À l’aune de ces quelques éléments, vos rapporteurs souhaitent établir plusieurs propositions relatives au travail de mémoire :

­Vos rapporteurs souhaitent décliner le plan national de lutte contre le racisme, l'antisémitisme et les discriminations en permettant effectivement à chaque élève de visiter un lieu de mémoire au cours de sa scolarité ;

­Votre rapporteur Christophe Blanchet souhaite permettre aux élèves de participer à une cérémonie patriotique sur le temps scolaire au moins une fois par an. Votre rapporteure Martine Étienne souhaite que cette possibilité soit offerte aux élèves au moins une fois par scolarité. Afin que les élèves soient acteurs de ces cérémonies, les relais défense en établissement (RDE) devront prendre l’attache de la mairie de leur commune afin d’organiser une action concertée et préparée dans le cadre de ces commémorations ;

­ Dans le prolongement de cette proposition, votre rapporteur Christophe Blanchet souhaite réduire le nombre de jours patriotiques fériés afin de favoriser la participation des élèves aux cérémonies sur le temps scolaire. Ainsi, votre rapporteur propose la suppression du caractère férié du 8 mai. Ce nouveau format du 8 mai pourrait ainsi viser un renforcement de la sensibilisation à l’engagement patriotique et prévoir des temps d’échange et de témoignage avec des vétérans.

Projet de 8 mai rénové

Partant du constat de la baisse de la fréquentation du public aux célébrations mises en place à l’occasion de la journée patriotique fériée du 8 mai, le rapporteur Christophe Blanchet propose la suppression du caractère chômé de cette journée afin de permettre en particulier aux jeunes d’être sensibilisés à l’engagement et de valoriser celles et ceux qui s’engagent pour la Nation. Le thème de la résilience serait placé au coeur de cette journée.

À cette fin, cette journée patriotique serait repensée en maintenant les cours dans toutes les cités scolaires (du primaire au lycée). L’activité pédagogique dans chaque matière serait consacrée à la sensibilisation de la jeunesse aux questions relatives à la Défense nationale et à l’explication des enjeux mémoriels de cette journée. Les jeunes participeraient à la cérémonie patriotique organisée dans la commune où est situé leur établissement scolaire, en compagnie de leurs enseignants. Le déroulé d’une cérémonie aurait fait l’objet d’explications pédagogiques antérieures, grâce notamment aux outils mis à disposition à cette fin par l’ONaCVG. Les élèves seraient acteurs de ces cérémonies et non astreints à une présence passive.

Votre rapporteur souhaite proposer plusieurs types d’activités envisageables dans ce cadre :

Premier exemple :

Un projet pédagogique autour des noms inscrits sur le monument aux morts de la commune pourrait être mené, intéressant les jeunes directement à l’histoire de leurs ancêtres ou à celle de leurs camarades. Ceci est possible aujourd’hui possible grâce au site « Mémoire des hommes » (https://www.memoiredeshommes.sga.defense.gouv.fr/) qui permet de découvrir l’histoire d’un Français dont le nom est inscrit sur un monument aux morts.

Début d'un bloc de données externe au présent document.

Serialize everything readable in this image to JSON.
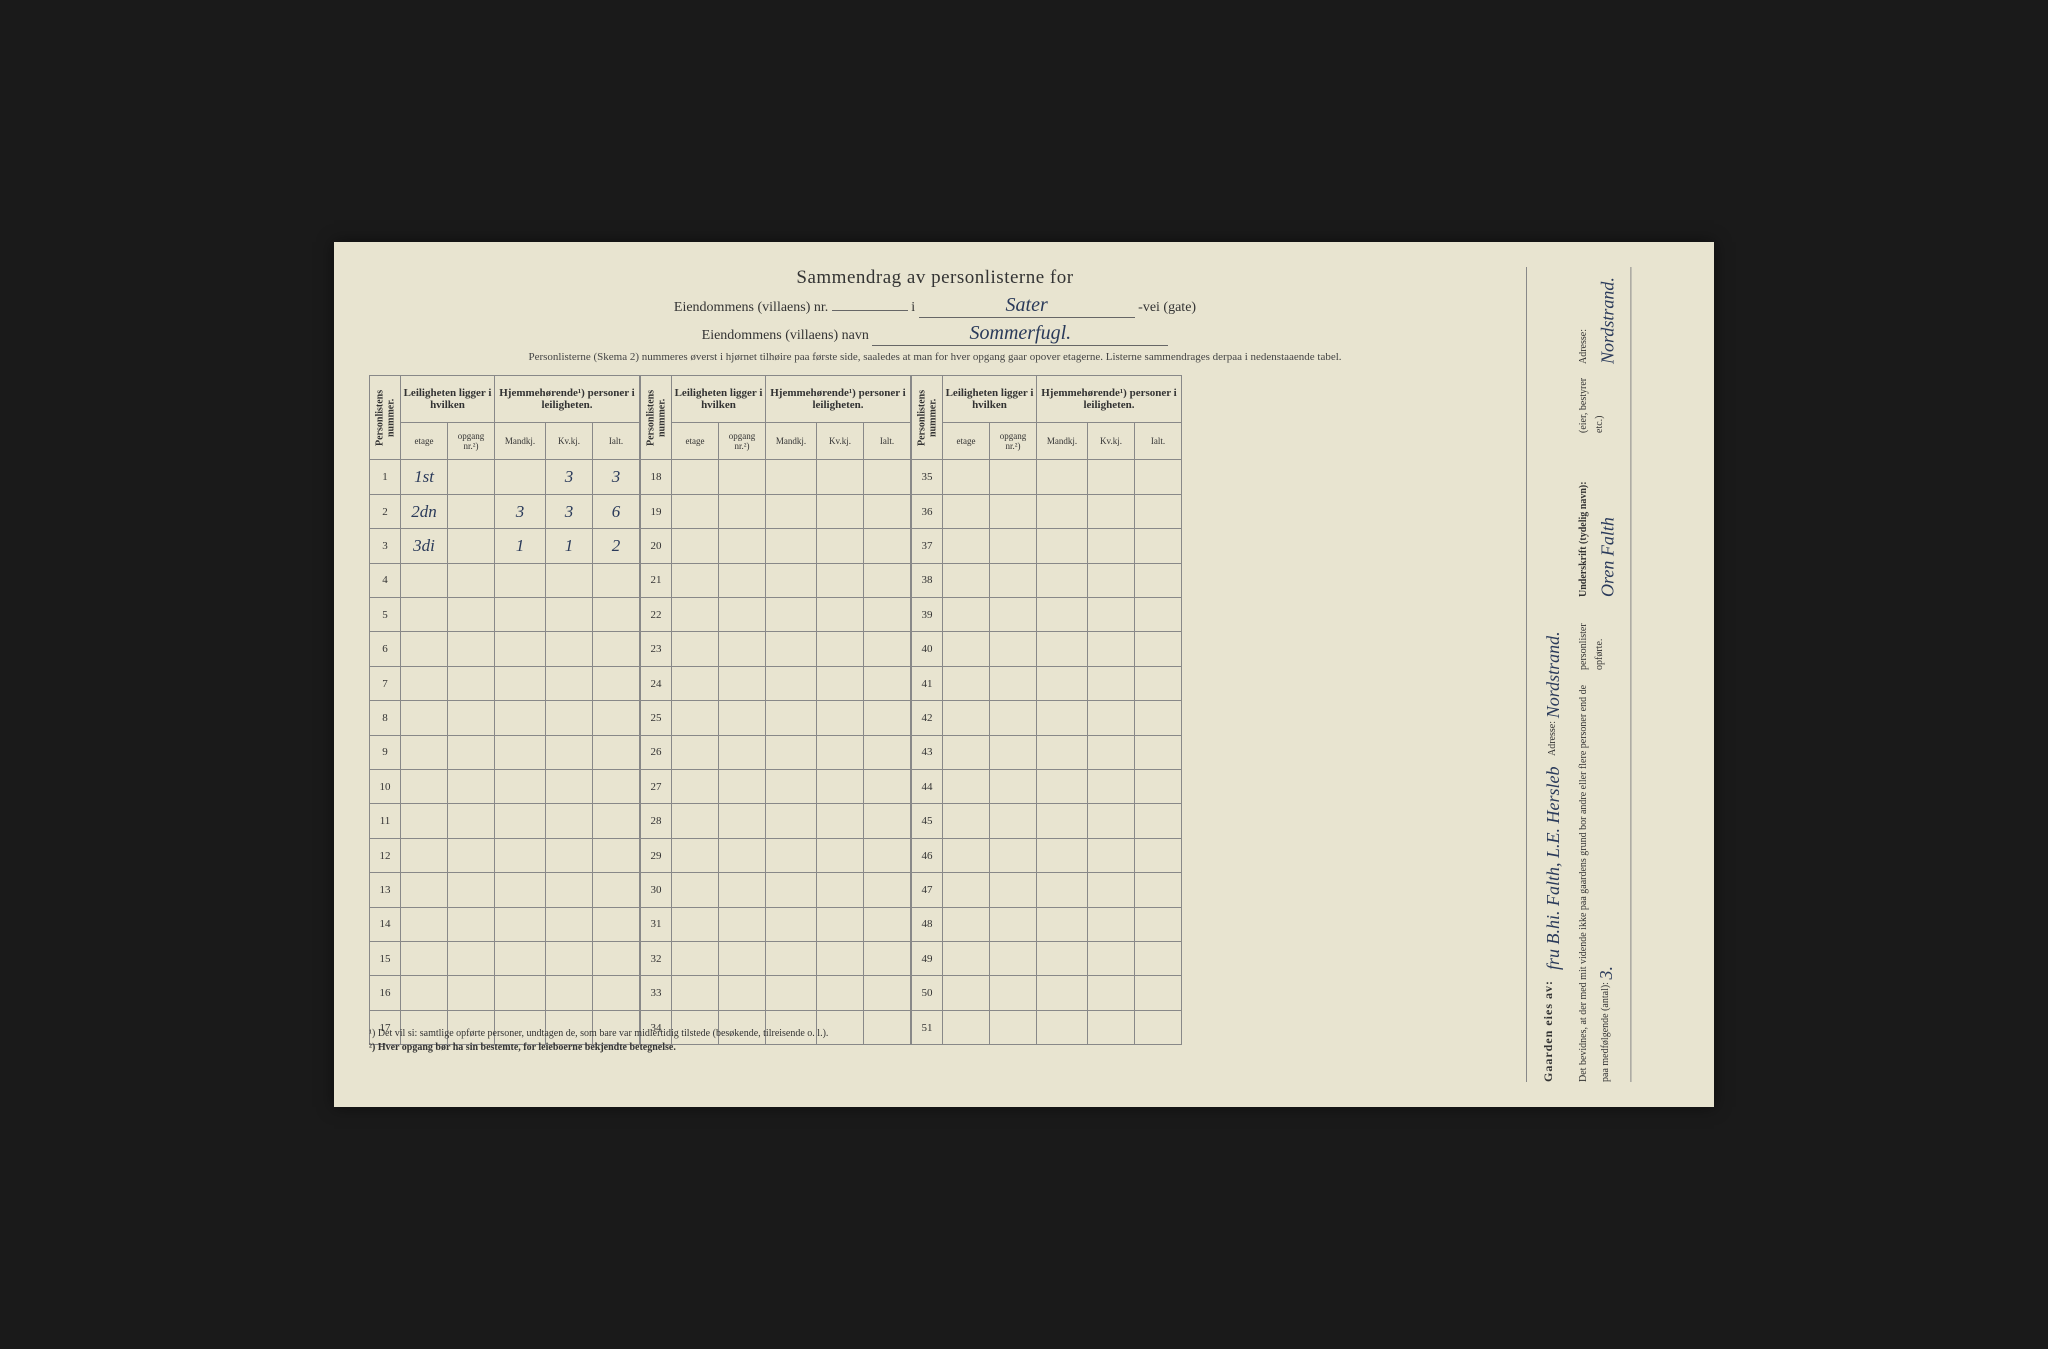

Au primaire, les enfants pourraient travailler sur un dessin ou une autre réalisation artistique et le présenter à l’occasion de la cérémonie communale.

Au collège, les élèves pourraient étudier des lettres de soldats, s’intéresser à leur quotidien dans les combats, en découvrir l’histoire et la partager.

Au lycée, ils pourraient faire revivre un de ces noms grâce aux ressources du site « Mémoire des hommes », éventuellement retrouver l’adresse d’un de ces soldats de la commune et suivre son parcours depuis sa mobilisation jusqu’à sa disparation.

Deuxième exemple :

Pour le cas où leur classe ne pourrait se rendre au monument aux morts, une cérémonie comprenant un moment de commémoration dans la cour de l’école, du collège ou du lycée pourrait être organisée au sein de l’établissement. Les classes prévoiraient d’y prendre part suivant un projet pédagogique similaire à celui énoncé plus haut.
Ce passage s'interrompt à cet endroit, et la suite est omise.